Yossarian had followed each step attentively. “Where do I come in?” he asked in puzzlement.

“I couldn’t do it without you,” Dobbs explained. “I need you to tell me to go ahead.”

Yossarian found it hard to believe him. “Is that all you want me to do? Just tell you to go ahead?”

“That’s all I need from you,” Dobbs answered. “Just tell me to go ahead and I’ll blow his brains out all by myself the day after tomorrow.” His voice was accelerating with emotion and rising again. “I’d like to shoot Colonel Korn in the head, too, while we’re at it, although I’d like to spare Major Danby, if that’s all right with you. Then I’d murder Appleby and Havermeyer also, and after we finish murdering Appleby and Havermeyer I’d like to murder McWatt.”

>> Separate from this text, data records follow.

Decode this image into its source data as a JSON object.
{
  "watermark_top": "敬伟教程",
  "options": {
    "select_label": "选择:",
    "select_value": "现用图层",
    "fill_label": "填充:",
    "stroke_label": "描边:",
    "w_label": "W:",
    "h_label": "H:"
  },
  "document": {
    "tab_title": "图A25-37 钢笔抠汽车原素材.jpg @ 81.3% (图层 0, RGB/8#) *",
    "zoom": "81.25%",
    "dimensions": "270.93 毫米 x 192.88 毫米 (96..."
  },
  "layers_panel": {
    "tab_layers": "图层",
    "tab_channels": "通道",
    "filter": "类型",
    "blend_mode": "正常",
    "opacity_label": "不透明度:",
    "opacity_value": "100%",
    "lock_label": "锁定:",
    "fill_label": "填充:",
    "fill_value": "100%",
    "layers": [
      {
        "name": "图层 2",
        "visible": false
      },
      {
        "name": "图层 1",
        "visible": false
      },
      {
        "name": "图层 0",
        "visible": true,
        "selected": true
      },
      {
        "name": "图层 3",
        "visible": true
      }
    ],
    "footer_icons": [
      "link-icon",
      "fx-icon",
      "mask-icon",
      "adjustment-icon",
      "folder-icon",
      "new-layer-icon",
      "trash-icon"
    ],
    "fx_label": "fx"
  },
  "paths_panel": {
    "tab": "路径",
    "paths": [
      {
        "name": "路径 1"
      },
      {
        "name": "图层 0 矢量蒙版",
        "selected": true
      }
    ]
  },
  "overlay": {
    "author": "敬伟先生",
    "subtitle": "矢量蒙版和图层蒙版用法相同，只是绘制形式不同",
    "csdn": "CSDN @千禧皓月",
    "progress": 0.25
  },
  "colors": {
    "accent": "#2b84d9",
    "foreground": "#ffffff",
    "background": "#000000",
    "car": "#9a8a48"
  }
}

“McWatt?” cried Yossarian, almost jumping up in horror. “McWatt’s a friend of mine. What do you want from McWatt?”

“I don’t know,” Dobbs confessed with an air of floundering embarrassment. “I just thought that as long as we were murdering Appleby and Havermeyer we might as well murder McWatt too. Don’t you want to murder McWatt?”

Yossarian took a firm stand. “Look, I might keep interested in this if you stop shouting it all over the island and if you stick to killing Colonel Cathcart. But if you’re going to turn this into a blood bath, you can forget about me.”

“All right, all right,” Dobbs sought to placate him. “Just Colonel Cathcart. Should I do it? Tell me to go ahead.”

Yossarian shook his head. “I don’t think I could tell you to go ahead.”

Dobbs was frantic. “I’m willing to compromise,” he pleaded vehemently. “You don’t have to tell me to go ahead. Just tell me it’s a good idea. Okay? Is it a good idea?”

Yossarian still shook his head. “It would have been a great idea if you had gone ahead and done it without even speaking to me. Now it’s too late. I don’t think I can tell you anything. Give me some more time. I might change my mind.”

“Then it will be too late.”

Yossarian kept shaking his head. Dobbs was disappointed. He sat for a moment with a hangdog look, then spurted to his feet suddenly and stamped away to have another impetuous crack at persuading Doc Daneeka to ground him, knocking over Yossarian’s washstand with his hip when he lurched around and tripping over the fuel line of the stove Orr was still constructing. Doc Daneeka withstood Dobbs’s blustering and gesticulating attack with a series of impatient nods and sent him to the medical tent to describe his symptoms to Gus and Wes, who painted his gums purple with gentian-violet solution the moment he started to talk. They painted his toes purple, too, and forced a laxative down his throat when he opened his mouth again to complain, and then they sent him away.